The Japan Times reports that Minshuto (DPJ) will propose a modification to the Worker Dispatch Law to prohibit certain types of employment from being anything other than direct hire.
The article describes this as “temp” hiring—which is truly what it is. But technically, these dispatches (or “haken”) are the assigning of an employee who works for one company, “the temp agency”, over to another company.
Additionally. the article also refers to changes in the Labor Contract Law–it looks like– to beef up the provision about multiple short-term contracts. Sometimes, to keep an employee out of full-time, regular, status, an employer will utilize a series of short term contracts. This way, they can dismiss the worker whenever the company decides it’s time not to renew the contract. (So there can be situations like 25 3-month contracts, spanning 6 1/4 years, and so forth.)

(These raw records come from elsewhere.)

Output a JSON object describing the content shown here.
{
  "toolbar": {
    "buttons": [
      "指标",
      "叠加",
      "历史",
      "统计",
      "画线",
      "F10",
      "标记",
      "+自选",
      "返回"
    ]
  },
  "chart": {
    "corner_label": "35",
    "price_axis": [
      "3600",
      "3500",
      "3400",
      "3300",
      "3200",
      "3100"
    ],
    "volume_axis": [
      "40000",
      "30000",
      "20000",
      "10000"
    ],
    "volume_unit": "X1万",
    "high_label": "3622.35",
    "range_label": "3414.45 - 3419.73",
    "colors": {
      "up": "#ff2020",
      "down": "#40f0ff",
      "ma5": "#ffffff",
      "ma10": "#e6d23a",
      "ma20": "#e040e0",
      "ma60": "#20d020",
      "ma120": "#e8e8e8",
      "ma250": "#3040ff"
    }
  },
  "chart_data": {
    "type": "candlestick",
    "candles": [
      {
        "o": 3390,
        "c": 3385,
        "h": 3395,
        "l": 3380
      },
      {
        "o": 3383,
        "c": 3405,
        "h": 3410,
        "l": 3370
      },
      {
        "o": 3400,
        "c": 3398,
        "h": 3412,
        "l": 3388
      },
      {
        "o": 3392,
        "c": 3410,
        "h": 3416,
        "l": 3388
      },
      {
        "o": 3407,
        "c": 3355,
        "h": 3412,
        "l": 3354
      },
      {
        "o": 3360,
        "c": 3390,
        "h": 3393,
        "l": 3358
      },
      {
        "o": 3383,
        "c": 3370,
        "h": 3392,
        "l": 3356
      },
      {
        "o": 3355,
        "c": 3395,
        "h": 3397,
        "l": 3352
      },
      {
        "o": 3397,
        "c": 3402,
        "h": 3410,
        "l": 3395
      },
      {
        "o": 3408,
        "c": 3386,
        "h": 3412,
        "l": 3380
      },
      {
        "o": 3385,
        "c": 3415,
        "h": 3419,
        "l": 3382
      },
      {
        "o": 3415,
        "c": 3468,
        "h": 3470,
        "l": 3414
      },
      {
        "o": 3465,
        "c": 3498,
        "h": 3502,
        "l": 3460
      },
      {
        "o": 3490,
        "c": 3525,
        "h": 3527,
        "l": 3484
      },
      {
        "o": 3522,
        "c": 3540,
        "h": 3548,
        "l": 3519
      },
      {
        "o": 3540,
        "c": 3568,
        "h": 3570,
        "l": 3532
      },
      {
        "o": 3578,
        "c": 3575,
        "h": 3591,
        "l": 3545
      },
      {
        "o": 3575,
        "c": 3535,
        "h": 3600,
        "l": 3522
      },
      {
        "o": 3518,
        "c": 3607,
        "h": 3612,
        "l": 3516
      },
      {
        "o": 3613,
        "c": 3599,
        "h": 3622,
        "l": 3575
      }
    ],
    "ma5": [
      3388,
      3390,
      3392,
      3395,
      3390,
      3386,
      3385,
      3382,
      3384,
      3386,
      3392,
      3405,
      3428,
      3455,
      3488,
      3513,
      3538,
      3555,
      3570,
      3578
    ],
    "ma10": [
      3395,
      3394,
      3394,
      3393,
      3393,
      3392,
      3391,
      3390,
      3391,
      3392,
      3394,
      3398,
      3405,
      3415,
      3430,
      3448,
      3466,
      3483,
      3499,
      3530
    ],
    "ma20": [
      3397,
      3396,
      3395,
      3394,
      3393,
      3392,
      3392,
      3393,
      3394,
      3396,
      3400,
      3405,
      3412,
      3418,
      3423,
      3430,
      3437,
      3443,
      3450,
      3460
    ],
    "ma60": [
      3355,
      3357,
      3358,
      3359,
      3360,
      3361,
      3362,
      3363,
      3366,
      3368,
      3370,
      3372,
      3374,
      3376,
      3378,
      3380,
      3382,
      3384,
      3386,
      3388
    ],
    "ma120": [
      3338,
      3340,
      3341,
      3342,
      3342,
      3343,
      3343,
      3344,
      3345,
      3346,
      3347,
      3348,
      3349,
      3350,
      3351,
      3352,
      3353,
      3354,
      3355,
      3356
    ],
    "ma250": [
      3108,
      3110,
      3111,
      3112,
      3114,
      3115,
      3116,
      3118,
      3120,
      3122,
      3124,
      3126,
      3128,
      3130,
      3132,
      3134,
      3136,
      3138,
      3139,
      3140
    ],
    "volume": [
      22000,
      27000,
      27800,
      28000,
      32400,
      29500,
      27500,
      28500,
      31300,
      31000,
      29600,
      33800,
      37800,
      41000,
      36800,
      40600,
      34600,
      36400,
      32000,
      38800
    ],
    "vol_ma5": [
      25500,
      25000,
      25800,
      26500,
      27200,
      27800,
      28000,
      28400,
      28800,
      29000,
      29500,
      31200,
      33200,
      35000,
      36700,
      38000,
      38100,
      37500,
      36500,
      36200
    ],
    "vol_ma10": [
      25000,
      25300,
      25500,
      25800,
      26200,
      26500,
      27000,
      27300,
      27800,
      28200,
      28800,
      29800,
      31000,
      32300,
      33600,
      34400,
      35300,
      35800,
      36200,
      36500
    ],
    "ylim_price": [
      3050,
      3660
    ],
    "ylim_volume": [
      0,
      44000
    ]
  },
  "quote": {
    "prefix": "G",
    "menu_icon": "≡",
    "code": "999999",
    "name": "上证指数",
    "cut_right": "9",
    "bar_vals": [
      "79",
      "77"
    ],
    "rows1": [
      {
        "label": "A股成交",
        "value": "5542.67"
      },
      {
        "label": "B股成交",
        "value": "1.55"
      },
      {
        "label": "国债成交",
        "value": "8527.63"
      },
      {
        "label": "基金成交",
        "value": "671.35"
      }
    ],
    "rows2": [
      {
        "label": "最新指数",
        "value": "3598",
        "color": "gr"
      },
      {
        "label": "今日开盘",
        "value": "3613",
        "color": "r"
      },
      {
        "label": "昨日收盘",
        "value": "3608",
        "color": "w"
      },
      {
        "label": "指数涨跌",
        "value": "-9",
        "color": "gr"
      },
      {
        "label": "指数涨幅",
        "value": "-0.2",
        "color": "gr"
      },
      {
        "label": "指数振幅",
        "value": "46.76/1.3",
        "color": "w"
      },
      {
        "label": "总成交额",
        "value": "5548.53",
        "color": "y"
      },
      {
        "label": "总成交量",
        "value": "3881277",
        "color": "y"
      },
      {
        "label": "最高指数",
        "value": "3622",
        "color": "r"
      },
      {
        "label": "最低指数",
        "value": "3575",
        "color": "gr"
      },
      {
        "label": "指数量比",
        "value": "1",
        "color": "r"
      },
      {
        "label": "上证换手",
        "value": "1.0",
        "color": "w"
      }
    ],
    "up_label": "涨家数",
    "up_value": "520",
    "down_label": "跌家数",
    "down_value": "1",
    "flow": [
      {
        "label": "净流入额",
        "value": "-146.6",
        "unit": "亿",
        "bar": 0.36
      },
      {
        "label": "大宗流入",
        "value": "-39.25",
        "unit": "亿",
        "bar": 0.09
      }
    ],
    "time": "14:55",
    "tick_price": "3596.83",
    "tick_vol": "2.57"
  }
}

Where this concerns foreign workers, as I’ve blogged before, is that the labor rules create a hierarchy where the “outsider”, as someone not so well connected in Japanese society, is placed into these inferior work categories.
In short, what happens here in Japan is that as a foreigner, you will more likely than not be shoved into the least desirable categories of employment. For the most part, this is done by the Japanese directly. However, quite often your fellow countrymen will get into the act, hiding behind the Japanese (or using Japanese underlings to do the deed for them!)
If Minshuto can tighten up the sanctioned abuses in the Japanese employment system, then that would be great. But practically what business interests, and those already at an unfair advantage because of how the law works, will no doubt do is scream bloody murder until whatever revisions are watered down to the point of them just being, well, water.
Hiring must be on a more equal basis. Otherwise, you create these caste systems of the connected and the disenfranchised. Restoration of labor laws should be looked at with that goal in mind.